Der Ochs im Stall war eine Kuh. Muh.
Von Zeit zu Zeit die Welt beobachten und drüber schreiben. Heute: eine Weihnachtsgeschichte (jaja, es ist noch Advent, aber nun bin ich dran mit dem Spiritusblog und da müssen die Kirchenjahreszeit-Purist*innen jetzt halt stark sein. Sorry)

Ich bin sicher: der Ochs im Stall von Bethlehem war gar kein Ochs. Er war eine Kuh. Und diese Kuh war Mama Muh.
Und wenn du nicht weißt, wer Mama Muh ist, dann tust du mir sehr leid, aber das lässt sich ja ändern. Mama Muh ist nämlich die Beste. Jede*r sollte mindestens ein Buch über sie im Haus haben: https://www.oetinger.de/mama-muh

Mama Muh ist eine Kuh, die einfach macht, worauf sie Lust hat. Sie klettert auf Bäume, schwimmt im See, fährt Fahrrad, schlängelt sich bäuchlings am Boden durch den Stall und es ist ihr vollkommen egal, dass Kühe all das ja eigentlich gar nicht können. Außerdem ist sie die beste Freundin einer sehr schlecht gelaunten Krähe, was ihrer eigenen guten Laune und Gelassenheit aber keinerlei Abbruch tut.

Nun, da du weißt, wer Mama Muh ist, ist auch dir natürlich klar, dass sie einfach im Stall von Bethlehem gewesen sein MUSS. Denn wie hätten Maria und Josef, die Hirt*innen, Engel, Schafe und der Esel sonst diese ganze Weihnachtsaufregung schaffen sollen?

Ein neugeborenes Kind in der Winterkälte. Samt neugeborenen Eltern. Ein Haufen Leute, die einander nicht kennen. Engel zum Fürchten schön. Und dazu noch all die Dezembergefühle. All das Mitgebrachte von dir und mir. Tränen und Wut und Erschöpfung.

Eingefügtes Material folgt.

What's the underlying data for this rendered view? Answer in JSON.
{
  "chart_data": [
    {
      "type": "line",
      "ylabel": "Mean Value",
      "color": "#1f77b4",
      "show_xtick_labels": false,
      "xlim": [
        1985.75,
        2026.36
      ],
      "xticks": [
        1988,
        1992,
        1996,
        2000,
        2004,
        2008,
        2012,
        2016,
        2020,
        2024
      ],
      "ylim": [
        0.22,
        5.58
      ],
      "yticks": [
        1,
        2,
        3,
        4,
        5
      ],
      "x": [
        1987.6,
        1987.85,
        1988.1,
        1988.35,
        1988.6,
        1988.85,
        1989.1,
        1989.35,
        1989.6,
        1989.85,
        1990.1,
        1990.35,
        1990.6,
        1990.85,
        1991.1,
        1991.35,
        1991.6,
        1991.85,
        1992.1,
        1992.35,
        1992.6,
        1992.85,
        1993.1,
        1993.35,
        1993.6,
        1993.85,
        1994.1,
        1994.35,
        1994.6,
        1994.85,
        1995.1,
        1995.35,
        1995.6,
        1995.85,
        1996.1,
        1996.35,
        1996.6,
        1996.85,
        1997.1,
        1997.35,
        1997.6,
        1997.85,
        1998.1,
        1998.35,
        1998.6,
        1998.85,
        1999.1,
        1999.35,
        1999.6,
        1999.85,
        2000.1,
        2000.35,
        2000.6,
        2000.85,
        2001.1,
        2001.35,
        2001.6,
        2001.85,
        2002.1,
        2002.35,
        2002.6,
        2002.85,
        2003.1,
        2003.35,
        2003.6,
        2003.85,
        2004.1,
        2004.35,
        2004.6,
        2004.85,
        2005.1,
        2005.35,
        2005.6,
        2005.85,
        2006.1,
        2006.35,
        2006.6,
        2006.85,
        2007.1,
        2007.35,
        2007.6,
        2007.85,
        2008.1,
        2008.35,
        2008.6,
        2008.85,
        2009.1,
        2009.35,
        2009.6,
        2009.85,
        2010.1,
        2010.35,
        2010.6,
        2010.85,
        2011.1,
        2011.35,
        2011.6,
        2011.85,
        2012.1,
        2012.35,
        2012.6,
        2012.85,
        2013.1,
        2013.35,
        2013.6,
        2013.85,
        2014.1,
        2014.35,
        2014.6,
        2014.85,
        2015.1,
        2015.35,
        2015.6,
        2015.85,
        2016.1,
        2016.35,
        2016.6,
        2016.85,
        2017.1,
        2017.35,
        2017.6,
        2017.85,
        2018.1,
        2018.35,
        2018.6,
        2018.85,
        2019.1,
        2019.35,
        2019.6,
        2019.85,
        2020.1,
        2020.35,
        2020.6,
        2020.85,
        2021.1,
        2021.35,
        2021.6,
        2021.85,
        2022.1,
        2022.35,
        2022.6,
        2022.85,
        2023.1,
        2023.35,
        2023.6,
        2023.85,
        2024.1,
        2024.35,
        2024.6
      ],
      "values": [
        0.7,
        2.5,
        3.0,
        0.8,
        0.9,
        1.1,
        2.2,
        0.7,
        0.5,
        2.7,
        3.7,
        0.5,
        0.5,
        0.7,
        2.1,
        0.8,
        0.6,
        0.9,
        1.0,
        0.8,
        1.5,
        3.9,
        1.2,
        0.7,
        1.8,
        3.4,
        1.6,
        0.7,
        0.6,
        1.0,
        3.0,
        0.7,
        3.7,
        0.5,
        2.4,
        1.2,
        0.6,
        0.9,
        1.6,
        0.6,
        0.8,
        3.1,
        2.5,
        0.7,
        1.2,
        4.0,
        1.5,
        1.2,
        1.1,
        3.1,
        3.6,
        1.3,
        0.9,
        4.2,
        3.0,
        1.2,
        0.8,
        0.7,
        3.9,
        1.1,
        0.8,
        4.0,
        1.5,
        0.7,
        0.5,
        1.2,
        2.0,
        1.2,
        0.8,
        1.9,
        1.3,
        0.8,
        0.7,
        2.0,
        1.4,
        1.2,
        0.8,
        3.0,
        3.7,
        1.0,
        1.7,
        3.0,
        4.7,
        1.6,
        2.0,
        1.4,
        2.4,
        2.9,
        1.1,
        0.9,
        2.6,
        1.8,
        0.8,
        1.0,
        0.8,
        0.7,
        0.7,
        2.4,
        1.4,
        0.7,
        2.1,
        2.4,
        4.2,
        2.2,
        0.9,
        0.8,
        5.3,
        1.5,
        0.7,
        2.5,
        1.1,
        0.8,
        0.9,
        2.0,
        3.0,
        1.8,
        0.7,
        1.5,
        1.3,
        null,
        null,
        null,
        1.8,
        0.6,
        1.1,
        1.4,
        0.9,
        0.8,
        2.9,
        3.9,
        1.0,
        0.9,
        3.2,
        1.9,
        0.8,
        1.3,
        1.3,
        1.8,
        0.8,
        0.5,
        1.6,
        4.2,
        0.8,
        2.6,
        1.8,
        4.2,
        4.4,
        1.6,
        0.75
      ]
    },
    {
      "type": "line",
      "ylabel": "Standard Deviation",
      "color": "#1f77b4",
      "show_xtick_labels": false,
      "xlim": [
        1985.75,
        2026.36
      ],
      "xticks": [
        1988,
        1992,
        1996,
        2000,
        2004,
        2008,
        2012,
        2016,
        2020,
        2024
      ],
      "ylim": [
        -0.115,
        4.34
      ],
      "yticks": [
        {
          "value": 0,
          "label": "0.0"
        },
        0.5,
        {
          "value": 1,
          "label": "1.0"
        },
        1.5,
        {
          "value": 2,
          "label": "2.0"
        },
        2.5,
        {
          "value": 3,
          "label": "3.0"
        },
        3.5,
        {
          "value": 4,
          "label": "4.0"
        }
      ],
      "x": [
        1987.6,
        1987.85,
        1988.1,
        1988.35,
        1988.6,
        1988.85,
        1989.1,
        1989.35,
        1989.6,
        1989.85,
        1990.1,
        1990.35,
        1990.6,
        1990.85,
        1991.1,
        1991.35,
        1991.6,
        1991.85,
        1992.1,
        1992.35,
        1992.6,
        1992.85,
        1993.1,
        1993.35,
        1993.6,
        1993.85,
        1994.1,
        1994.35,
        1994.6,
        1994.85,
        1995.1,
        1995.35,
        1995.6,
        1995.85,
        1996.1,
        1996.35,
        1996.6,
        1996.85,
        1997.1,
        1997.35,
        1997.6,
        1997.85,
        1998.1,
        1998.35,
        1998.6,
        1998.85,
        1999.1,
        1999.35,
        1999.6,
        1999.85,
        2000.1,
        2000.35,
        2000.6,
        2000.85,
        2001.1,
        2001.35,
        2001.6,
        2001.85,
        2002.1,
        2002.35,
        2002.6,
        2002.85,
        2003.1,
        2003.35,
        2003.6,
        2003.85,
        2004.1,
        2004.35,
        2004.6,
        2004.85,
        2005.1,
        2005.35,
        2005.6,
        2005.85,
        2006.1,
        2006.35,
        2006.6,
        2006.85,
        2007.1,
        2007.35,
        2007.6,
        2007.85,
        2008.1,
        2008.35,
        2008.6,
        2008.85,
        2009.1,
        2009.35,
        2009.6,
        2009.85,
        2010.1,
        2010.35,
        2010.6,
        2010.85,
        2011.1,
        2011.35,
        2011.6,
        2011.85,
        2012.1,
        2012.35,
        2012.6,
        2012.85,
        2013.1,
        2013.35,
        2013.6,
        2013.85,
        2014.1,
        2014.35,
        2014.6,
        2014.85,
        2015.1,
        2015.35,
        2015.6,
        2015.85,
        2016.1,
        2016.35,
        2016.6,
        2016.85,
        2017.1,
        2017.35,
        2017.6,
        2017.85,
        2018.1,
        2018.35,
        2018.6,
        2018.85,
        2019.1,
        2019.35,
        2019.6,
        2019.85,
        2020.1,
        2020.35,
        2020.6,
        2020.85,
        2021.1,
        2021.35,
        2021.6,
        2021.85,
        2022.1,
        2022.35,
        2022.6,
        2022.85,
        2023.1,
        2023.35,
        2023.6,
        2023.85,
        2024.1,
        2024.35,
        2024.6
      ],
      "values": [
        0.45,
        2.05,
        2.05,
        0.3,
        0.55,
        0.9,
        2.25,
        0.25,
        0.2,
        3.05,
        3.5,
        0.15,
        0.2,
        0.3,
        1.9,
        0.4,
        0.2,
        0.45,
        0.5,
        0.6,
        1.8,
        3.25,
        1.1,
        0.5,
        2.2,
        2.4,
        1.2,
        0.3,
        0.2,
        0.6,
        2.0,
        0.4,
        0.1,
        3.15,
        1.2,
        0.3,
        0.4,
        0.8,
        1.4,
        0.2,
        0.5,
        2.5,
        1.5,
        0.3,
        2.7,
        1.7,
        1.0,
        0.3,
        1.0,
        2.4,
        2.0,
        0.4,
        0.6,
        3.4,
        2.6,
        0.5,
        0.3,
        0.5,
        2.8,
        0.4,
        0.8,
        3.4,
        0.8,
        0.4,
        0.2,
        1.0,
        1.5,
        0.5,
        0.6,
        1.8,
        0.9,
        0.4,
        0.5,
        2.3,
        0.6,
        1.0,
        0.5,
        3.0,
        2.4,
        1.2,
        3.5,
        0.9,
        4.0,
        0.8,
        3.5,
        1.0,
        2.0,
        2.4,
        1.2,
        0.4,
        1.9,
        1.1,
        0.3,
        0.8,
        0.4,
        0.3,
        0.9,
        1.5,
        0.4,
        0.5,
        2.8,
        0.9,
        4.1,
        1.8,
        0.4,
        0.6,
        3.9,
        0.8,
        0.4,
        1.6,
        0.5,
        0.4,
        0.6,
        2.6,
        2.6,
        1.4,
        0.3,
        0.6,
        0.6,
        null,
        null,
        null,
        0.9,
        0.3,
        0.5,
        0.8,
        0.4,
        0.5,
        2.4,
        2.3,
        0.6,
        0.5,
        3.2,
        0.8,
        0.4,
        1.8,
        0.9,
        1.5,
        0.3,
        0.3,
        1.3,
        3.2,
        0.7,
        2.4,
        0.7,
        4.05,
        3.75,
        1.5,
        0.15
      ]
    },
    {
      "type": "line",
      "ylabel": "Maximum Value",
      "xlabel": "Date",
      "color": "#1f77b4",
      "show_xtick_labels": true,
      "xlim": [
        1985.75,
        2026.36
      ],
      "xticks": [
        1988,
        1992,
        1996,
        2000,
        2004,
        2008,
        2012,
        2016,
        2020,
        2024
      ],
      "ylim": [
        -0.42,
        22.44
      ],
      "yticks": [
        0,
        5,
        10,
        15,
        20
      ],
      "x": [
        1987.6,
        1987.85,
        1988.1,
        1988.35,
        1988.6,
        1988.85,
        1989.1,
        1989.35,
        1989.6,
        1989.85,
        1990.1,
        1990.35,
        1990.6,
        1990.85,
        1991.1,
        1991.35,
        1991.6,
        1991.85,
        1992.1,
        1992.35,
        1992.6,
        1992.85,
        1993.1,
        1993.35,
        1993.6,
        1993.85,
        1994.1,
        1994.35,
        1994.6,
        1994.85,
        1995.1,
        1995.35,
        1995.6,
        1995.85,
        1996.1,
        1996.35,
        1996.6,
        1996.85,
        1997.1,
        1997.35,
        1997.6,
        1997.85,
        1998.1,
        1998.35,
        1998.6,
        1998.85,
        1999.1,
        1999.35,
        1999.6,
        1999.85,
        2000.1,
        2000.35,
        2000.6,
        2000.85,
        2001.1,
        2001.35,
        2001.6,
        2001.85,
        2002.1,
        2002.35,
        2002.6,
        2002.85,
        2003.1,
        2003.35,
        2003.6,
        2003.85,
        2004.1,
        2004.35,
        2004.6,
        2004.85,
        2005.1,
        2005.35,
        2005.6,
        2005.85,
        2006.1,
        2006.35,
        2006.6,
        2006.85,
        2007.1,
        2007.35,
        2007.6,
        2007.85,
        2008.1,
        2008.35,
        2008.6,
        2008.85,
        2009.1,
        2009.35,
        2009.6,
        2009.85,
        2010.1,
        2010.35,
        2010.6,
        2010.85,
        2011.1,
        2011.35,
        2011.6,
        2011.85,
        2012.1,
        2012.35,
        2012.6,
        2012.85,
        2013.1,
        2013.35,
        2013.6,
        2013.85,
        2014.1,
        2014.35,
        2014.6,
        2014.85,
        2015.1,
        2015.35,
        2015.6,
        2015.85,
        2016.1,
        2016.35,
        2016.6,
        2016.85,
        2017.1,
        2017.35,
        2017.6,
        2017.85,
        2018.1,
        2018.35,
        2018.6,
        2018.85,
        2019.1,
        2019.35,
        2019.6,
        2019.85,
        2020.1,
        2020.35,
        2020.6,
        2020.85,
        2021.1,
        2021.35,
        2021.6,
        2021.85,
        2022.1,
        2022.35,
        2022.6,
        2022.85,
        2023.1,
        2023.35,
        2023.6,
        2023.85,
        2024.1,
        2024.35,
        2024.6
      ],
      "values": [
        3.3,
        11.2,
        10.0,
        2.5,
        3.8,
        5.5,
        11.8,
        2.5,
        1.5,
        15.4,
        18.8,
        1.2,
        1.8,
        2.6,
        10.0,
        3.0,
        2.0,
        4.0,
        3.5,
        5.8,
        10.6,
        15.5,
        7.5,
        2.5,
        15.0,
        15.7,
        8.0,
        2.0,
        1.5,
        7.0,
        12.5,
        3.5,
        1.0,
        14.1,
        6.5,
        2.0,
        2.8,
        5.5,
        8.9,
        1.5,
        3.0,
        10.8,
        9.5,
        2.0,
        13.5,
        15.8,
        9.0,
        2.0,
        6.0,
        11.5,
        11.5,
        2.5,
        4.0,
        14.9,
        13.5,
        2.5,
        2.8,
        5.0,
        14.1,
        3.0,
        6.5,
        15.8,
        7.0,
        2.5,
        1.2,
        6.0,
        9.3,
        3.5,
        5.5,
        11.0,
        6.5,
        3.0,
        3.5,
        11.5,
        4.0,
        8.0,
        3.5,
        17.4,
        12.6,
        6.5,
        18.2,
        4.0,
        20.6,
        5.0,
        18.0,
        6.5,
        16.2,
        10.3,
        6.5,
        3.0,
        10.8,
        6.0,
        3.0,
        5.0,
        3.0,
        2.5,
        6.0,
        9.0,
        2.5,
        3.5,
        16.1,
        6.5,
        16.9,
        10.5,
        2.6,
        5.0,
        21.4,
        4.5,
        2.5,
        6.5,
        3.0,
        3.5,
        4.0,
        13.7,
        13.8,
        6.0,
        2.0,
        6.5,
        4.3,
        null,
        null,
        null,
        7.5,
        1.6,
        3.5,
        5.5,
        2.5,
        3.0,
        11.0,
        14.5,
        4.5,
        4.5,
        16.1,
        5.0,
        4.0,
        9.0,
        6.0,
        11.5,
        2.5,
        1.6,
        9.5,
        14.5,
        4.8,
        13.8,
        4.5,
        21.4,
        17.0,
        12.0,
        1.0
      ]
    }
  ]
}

Das nicht genug bekommen haben in diesem Jahr: nicht genug Zärtlichkeit, nicht genug Lob, nicht genug Pausen. All die mitgebrachte Welt: Krieg, Klimakatastrophe, Pandemie. Der Stall von Bethlehem war voll davon. Er ist es Jahr für Jahr.  Denn wohin sollten wir auch sonst gehen mit all dem? Wohin sonst als in diesen kleinen Raum mit Stroh und Dreck und mit dem Kind.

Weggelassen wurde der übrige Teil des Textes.